Seems we are in a cul-de-sac situation… But hopefully we have the Miller-Rabin algorithm to help us. This test was developed by Miller in 1976 as full deterministic test but then modified by Rabin in 1980 to make it a probabilistic algorithm. In order to circumvent the Carmichael numbers let me make the following proposition: Let $p$ be a prime (different from 2) then we can write $p$ in the form of
\[p-1=2^kq\]where q is an odd number and k an integer. Now let a be any number not divisible by p. Then one of the following two conditions is true
\[a^{q}-1=0 \mod{p}\]or
\[a^{cq}+1=0 \mod{p}\]for $c$ in $1$, $2$, $4$, $\cdots$, $2^k$. You can find the proof of this proposition is the book of Hoffstein, Pipher and Silverman. This happens strictly when $p$ is prime but let’s substitute this $p$ for an arbitrary number $n$. We can write $n-1=2^kq$ and find $a$ such that both conditions above are not fulfilled, then we call a a Miller-Rabin witness for the compositeness of $n$. I.e. if we find such a we know for sure that $n$ is composite.
Ok, but how many random $a$’s should one test to give a certainty of say 99% that the number $p$ is probably prime?. There’s another proposition that assesses that. Let $n$ be an odd composite number, then at least 75% of the numbers between $1$ and $n-1$ are Miller-Rabin witnesses for $n$. This means that if we randomly sample $10$ distinct values of a in the range of $1$ to $n-1$, the probability of hitting at least $1$ witness is $1- P(k=1, n=10)$=$0.99997$ (where $P$ is the Bernoulli probability). We are therefore quite sure that if with $10$ trials we haven’t found a witness the number is prime but we will never be 100% sure.
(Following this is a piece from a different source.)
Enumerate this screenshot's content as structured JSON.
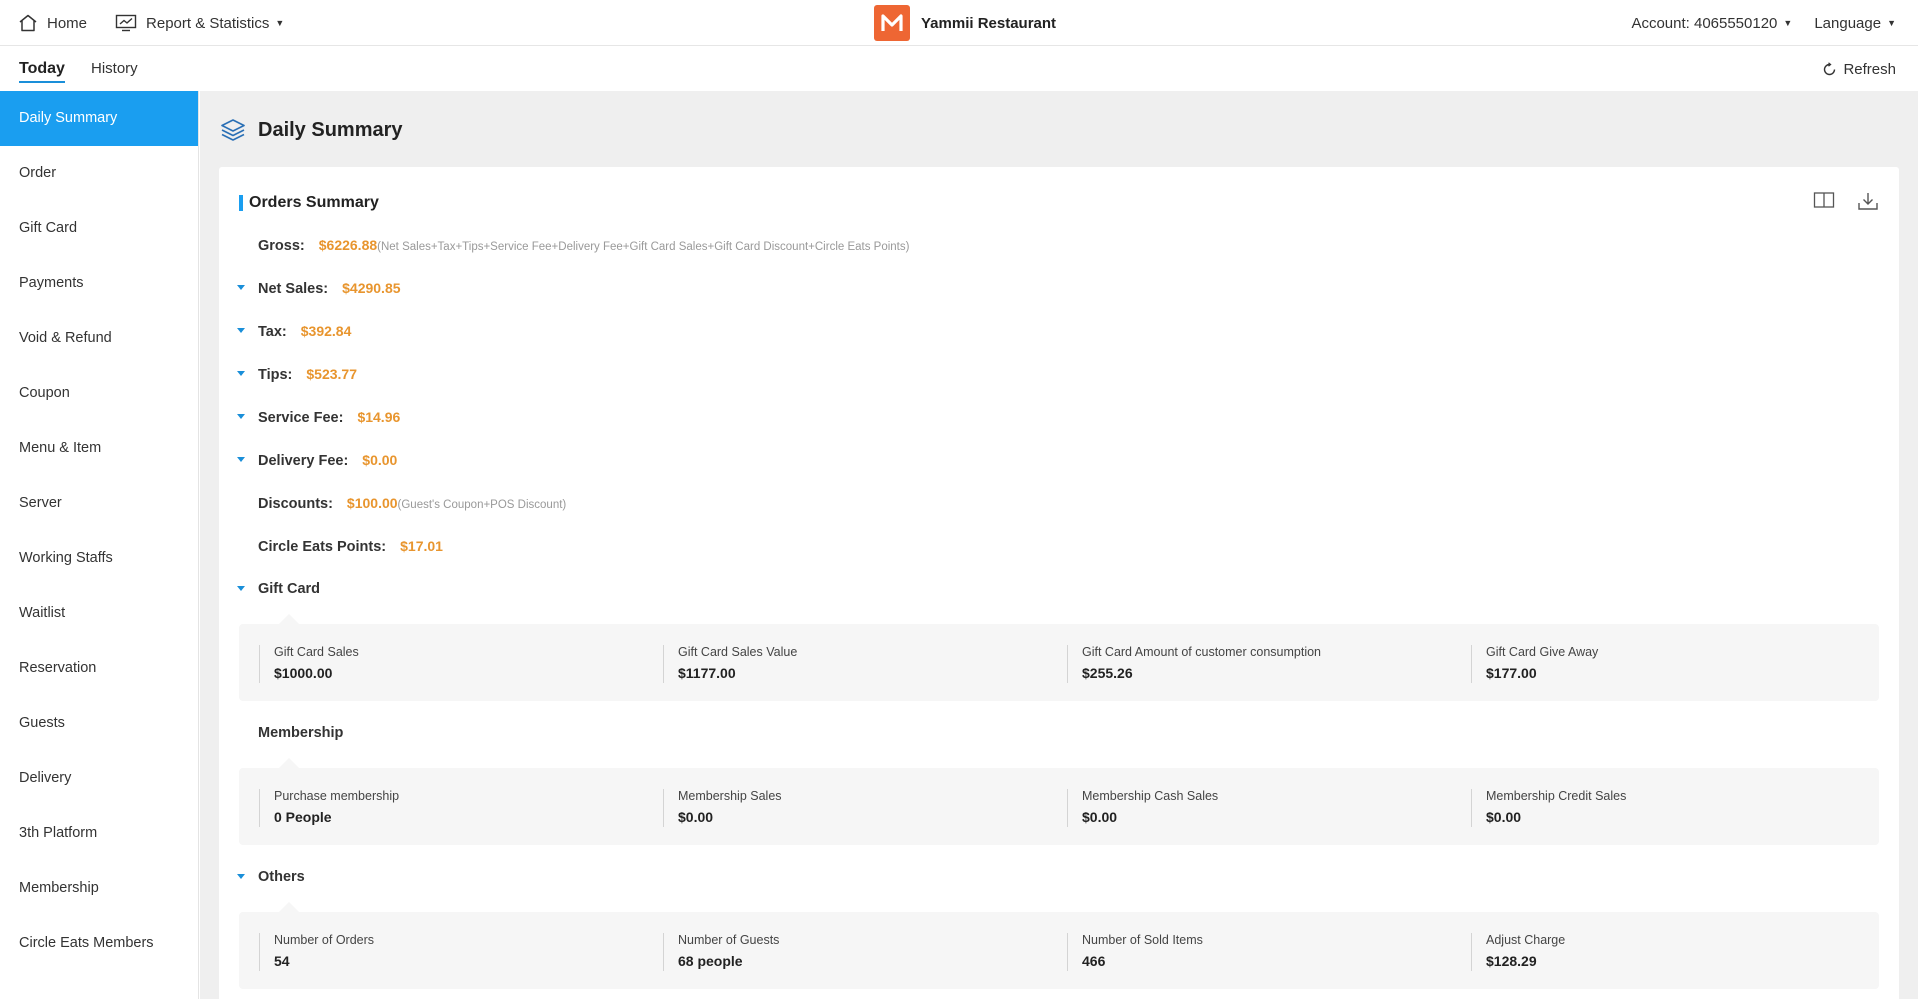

My implementation in code of the Miller-Rabin algorithm can be found here. Also the code to generate random prime numbers. Checking the calculation time with a regular laptop (2.6GHz 6 core 16 GB RAM) I get in between $25ms$ to $60ms$ to generate a $256$ bit random prime, in between $80$ and $120ms$ for $512$ bit prime and between $500ms$ to $2.15s$ for $1024$ bit prime. All this checking for $40$ maximum values of potential witnesses $a$.
Conclusions
Prime numbers are the building blocks of arithmetics and are very useful in cryptography. We’ve seen how prime numbers distribute in density, how to efficiently find them and how to test if a number is prime or composite using the Miller-Rabin primality testing.
Thank you for reading!.